The change in the character of the river must, if this opinion is well founded, be due to some geological revolution, or at least convulsion, and the hypothesis of the former existence of one or more great lakes in its upper valley, whose bottoms are occupied by the present prairie region, has been suggested. The shores of these supposed lakes have not, I believe, been traced, or even detected, and we cannot admit the truth of this hypothesis without supposing changes much more extensive than the mere bursting of the barrier which confined the waters.

No. 23 ([page 143, note]). See on this subject a paper by J. Jamin, in the Revue des Deux Mondes for Sept. 15, 1864; and, on the effects of human industry on the atmosphere, an article in Aus der Natur, vol. 29, 1864, pp. 443, 449, 465 et seqq.

No. 24 ([page 159, second paragraph]). All evergreens, even the broad-leaved trees, resist frosts of extraordinary severity better than the deciduous trees of the same climates. Is not this because the vital processes of trees of persistent foliage are less interrupted during winter than those of trees which annually shed their leaves, and therefore more organic heat is developed?
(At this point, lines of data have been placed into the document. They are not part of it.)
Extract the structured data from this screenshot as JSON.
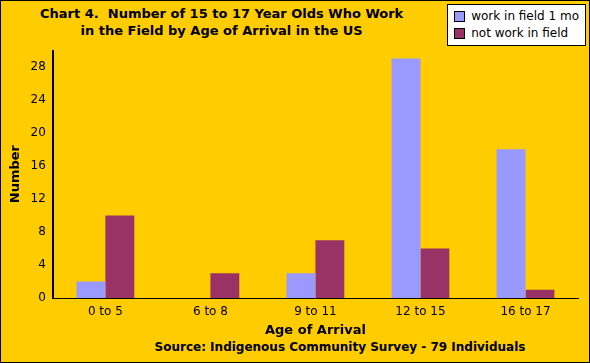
{
  "chart_data": {
    "type": "bar",
    "title": [
      "Chart 4.  Number of 15 to 17 Year Olds Who Work",
      "in the Field by Age of Arrival in the US"
    ],
    "x_label": "Age of Arrival",
    "y_label": "Number",
    "annotations": [
      "Source: Indigenous Community Survey - 79 Individuals"
    ],
    "categories": [
      "0 to 5",
      "6 to 8",
      "9 to 11",
      "12 to 15",
      "16 to 17"
    ],
    "series": [
      {
        "name": "work in field 1 mo",
        "color": "#9999FF",
        "values": [
          2,
          0,
          3,
          29,
          18
        ]
      },
      {
        "name": "not work in field",
        "color": "#993366",
        "values": [
          10,
          3,
          7,
          6,
          1
        ]
      }
    ],
    "ylim": [
      0,
      30
    ],
    "yticks": [
      0,
      4,
      8,
      12,
      16,
      20,
      24,
      28
    ],
    "grid": false,
    "legend": "top-right"
  }
}
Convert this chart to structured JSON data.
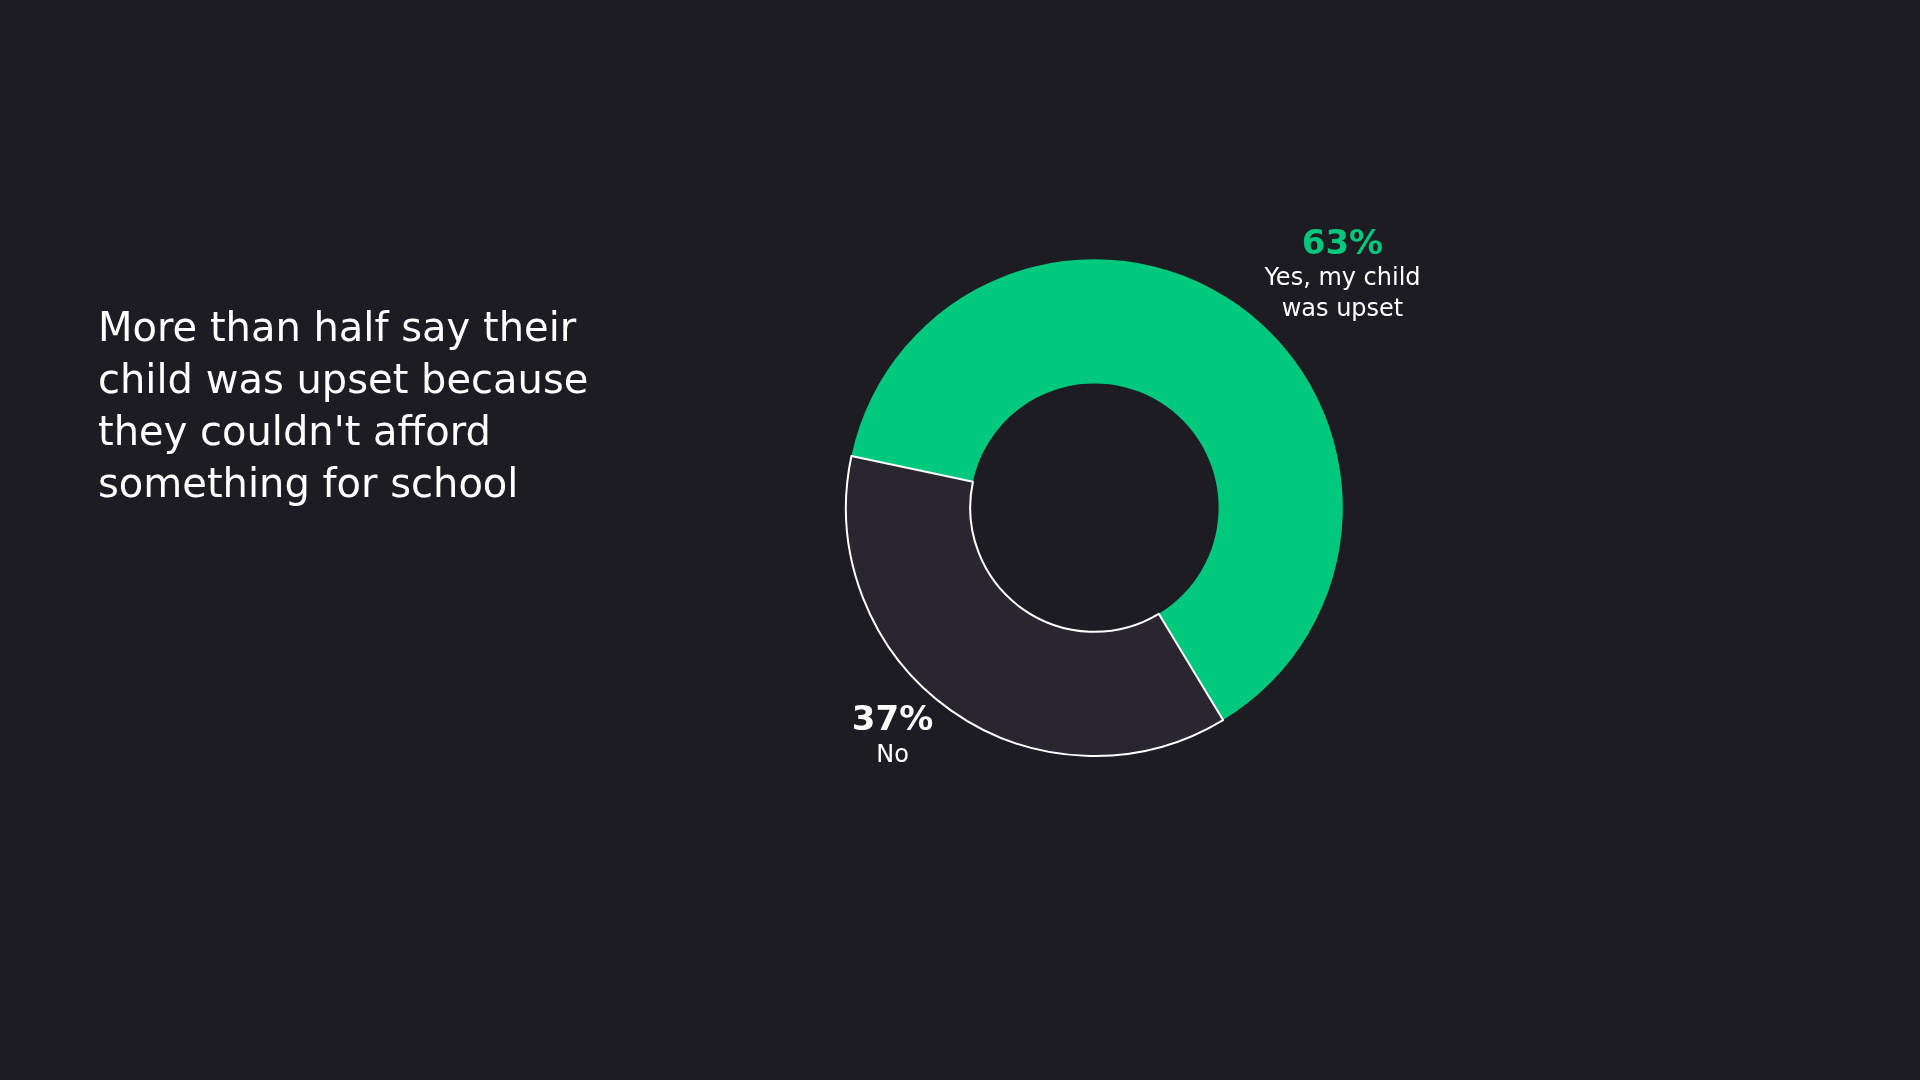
{
  "chart_data": {
    "type": "donut",
    "title": "More than half say their child was upset because they couldn't afford something for school",
    "categories": [
      "Yes, my child was upset",
      "No"
    ],
    "values": [
      63,
      37
    ],
    "colors": [
      "#00c97d",
      "#2a2630"
    ],
    "value_labels": [
      "63%",
      "37%"
    ],
    "legend": false
  }
}
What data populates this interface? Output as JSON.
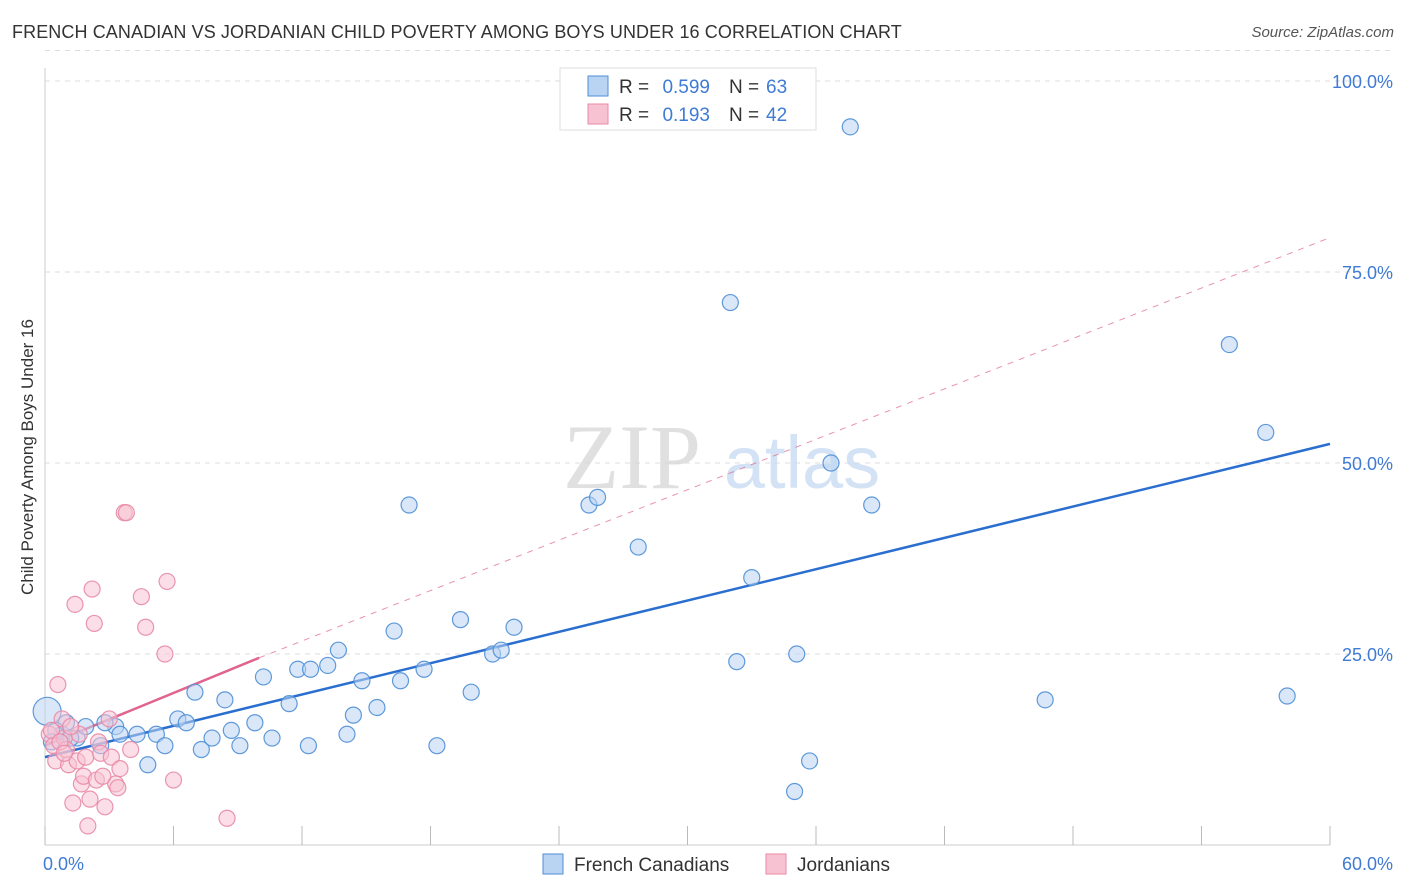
{
  "title": "FRENCH CANADIAN VS JORDANIAN CHILD POVERTY AMONG BOYS UNDER 16 CORRELATION CHART",
  "source": "Source: ZipAtlas.com",
  "watermark": {
    "zip": "ZIP",
    "atlas": "atlas"
  },
  "colors": {
    "blue": "#4e8fd6",
    "blue_fill": "#b9d3f3",
    "blue_line": "#2a6fd0",
    "pink": "#e88aa6",
    "pink_fill": "#f7c3d3",
    "pink_line": "#e0648e",
    "tick_text": "#3f7bd4",
    "grid": "#dddddd"
  },
  "legend_top": {
    "rows": [
      {
        "r_label": "R =",
        "r_value": "0.599",
        "n_label": "N =",
        "n_value": "63",
        "series": "blue"
      },
      {
        "r_label": "R =",
        "r_value": "0.193",
        "n_label": "N =",
        "n_value": "42",
        "series": "pink"
      }
    ]
  },
  "chart_data": {
    "type": "scatter",
    "title": "FRENCH CANADIAN VS JORDANIAN CHILD POVERTY AMONG BOYS UNDER 16 CORRELATION CHART",
    "xlabel": "",
    "ylabel": "Child Poverty Among Boys Under 16",
    "xlim": [
      0,
      60
    ],
    "ylim": [
      0,
      105
    ],
    "x_tick_labels": {
      "min": "0.0%",
      "max": "60.0%"
    },
    "y_ticks": [
      {
        "value": 25,
        "label": "25.0%"
      },
      {
        "value": 50,
        "label": "50.0%"
      },
      {
        "value": 75,
        "label": "75.0%"
      },
      {
        "value": 100,
        "label": "100.0%"
      }
    ],
    "series": [
      {
        "name": "French Canadians",
        "color": "blue",
        "trend": {
          "x": [
            0,
            60
          ],
          "y": [
            11.5,
            52.5
          ],
          "style": "solid"
        },
        "points": [
          [
            0.1,
            17.5
          ],
          [
            0.8,
            14.5
          ],
          [
            1.0,
            16.0
          ],
          [
            1.5,
            14.0
          ],
          [
            1.9,
            15.5
          ],
          [
            2.6,
            13.0
          ],
          [
            3.3,
            15.5
          ],
          [
            3.5,
            14.5
          ],
          [
            4.3,
            14.5
          ],
          [
            4.8,
            10.5
          ],
          [
            5.2,
            14.5
          ],
          [
            5.6,
            13.0
          ],
          [
            6.2,
            16.5
          ],
          [
            6.6,
            16.0
          ],
          [
            7.0,
            20.0
          ],
          [
            7.3,
            12.5
          ],
          [
            7.8,
            14.0
          ],
          [
            8.4,
            19.0
          ],
          [
            8.7,
            15.0
          ],
          [
            9.1,
            13.0
          ],
          [
            9.8,
            16.0
          ],
          [
            10.2,
            22.0
          ],
          [
            10.6,
            14.0
          ],
          [
            11.4,
            18.5
          ],
          [
            11.8,
            23.0
          ],
          [
            12.3,
            13.0
          ],
          [
            12.4,
            23.0
          ],
          [
            13.2,
            23.5
          ],
          [
            13.7,
            25.5
          ],
          [
            14.1,
            14.5
          ],
          [
            14.4,
            17.0
          ],
          [
            14.8,
            21.5
          ],
          [
            15.5,
            18.0
          ],
          [
            16.3,
            28.0
          ],
          [
            16.6,
            21.5
          ],
          [
            17.0,
            44.5
          ],
          [
            17.7,
            23.0
          ],
          [
            18.3,
            13.0
          ],
          [
            19.4,
            29.5
          ],
          [
            19.9,
            20.0
          ],
          [
            20.9,
            25.0
          ],
          [
            21.3,
            25.5
          ],
          [
            21.9,
            28.5
          ],
          [
            25.4,
            44.5
          ],
          [
            25.8,
            45.5
          ],
          [
            27.7,
            39.0
          ],
          [
            32.0,
            71.0
          ],
          [
            32.3,
            24.0
          ],
          [
            33.0,
            35.0
          ],
          [
            35.0,
            7.0
          ],
          [
            35.1,
            25.0
          ],
          [
            35.7,
            11.0
          ],
          [
            36.7,
            50.0
          ],
          [
            37.6,
            94.0
          ],
          [
            38.6,
            44.5
          ],
          [
            46.7,
            19.0
          ],
          [
            55.3,
            65.5
          ],
          [
            57.0,
            54.0
          ],
          [
            58.0,
            19.5
          ],
          [
            0.5,
            15.0
          ],
          [
            1.2,
            14.0
          ],
          [
            2.8,
            16.0
          ],
          [
            0.3,
            13.5
          ]
        ]
      },
      {
        "name": "Jordanians",
        "color": "pink",
        "trend": {
          "x": [
            0,
            10
          ],
          "y": [
            13.0,
            24.5
          ],
          "style": "solid",
          "extended": {
            "x": [
              10,
              60
            ],
            "y": [
              24.5,
              79.5
            ],
            "style": "dashed"
          }
        },
        "points": [
          [
            0.2,
            14.5
          ],
          [
            0.4,
            13.0
          ],
          [
            0.5,
            11.0
          ],
          [
            0.6,
            21.0
          ],
          [
            0.8,
            16.5
          ],
          [
            0.9,
            14.0
          ],
          [
            1.0,
            12.5
          ],
          [
            1.1,
            10.5
          ],
          [
            1.3,
            5.5
          ],
          [
            1.4,
            31.5
          ],
          [
            1.5,
            11.0
          ],
          [
            1.7,
            8.0
          ],
          [
            1.8,
            9.0
          ],
          [
            1.9,
            11.5
          ],
          [
            2.0,
            2.5
          ],
          [
            2.1,
            6.0
          ],
          [
            2.2,
            33.5
          ],
          [
            2.3,
            29.0
          ],
          [
            2.4,
            8.5
          ],
          [
            2.5,
            13.5
          ],
          [
            2.6,
            12.0
          ],
          [
            2.8,
            5.0
          ],
          [
            3.0,
            16.5
          ],
          [
            3.1,
            11.5
          ],
          [
            3.3,
            8.0
          ],
          [
            3.5,
            10.0
          ],
          [
            3.7,
            43.5
          ],
          [
            3.8,
            43.5
          ],
          [
            4.0,
            12.5
          ],
          [
            4.5,
            32.5
          ],
          [
            4.7,
            28.5
          ],
          [
            5.6,
            25.0
          ],
          [
            5.7,
            34.5
          ],
          [
            6.0,
            8.5
          ],
          [
            8.5,
            3.5
          ],
          [
            0.3,
            15.0
          ],
          [
            0.7,
            13.5
          ],
          [
            1.6,
            14.5
          ],
          [
            2.7,
            9.0
          ],
          [
            3.4,
            7.5
          ],
          [
            0.9,
            12.0
          ],
          [
            1.2,
            15.5
          ]
        ]
      }
    ],
    "legend": [
      "French Canadians",
      "Jordanians"
    ],
    "legend_position": "bottom-center",
    "grid": true
  }
}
No. 25 ([page 191, first paragraph]). In discussing the influence of mountains on precipitation, meteorologists have generally treated the popular belief, that mountains "attract" to them clouds floating within a certain distance from them, as an ignorant prejudice, and they ascribe the appearance of clouds about high peaks solely to the condensation of the humidity of the air carried by atmospheric currents up the slopes of the mountain to a colder temperature. But if mountains do not really draw clouds and invisible vapors to them, they are an exception to the universal law of attraction. The attraction of the small Mount Shehallien was found sufficient to deflect from the perpendicular, by a measurable quantity, a plummet weighing but a few ounces. Why, then, should not greater masses attract to them volumes of vapor weighing hundreds of tons, and floating freely in the atmosphere within moderate distances of the mountains?

No. 26 ([page 198, note]). Élisée Redus ascribes the diminution of the ponds which border the dunes of Gascony to the absorption of their water by the trees which have been planted upon the sands.—Revue des Deux Mondes, 1 Aug., 1863, p. 694.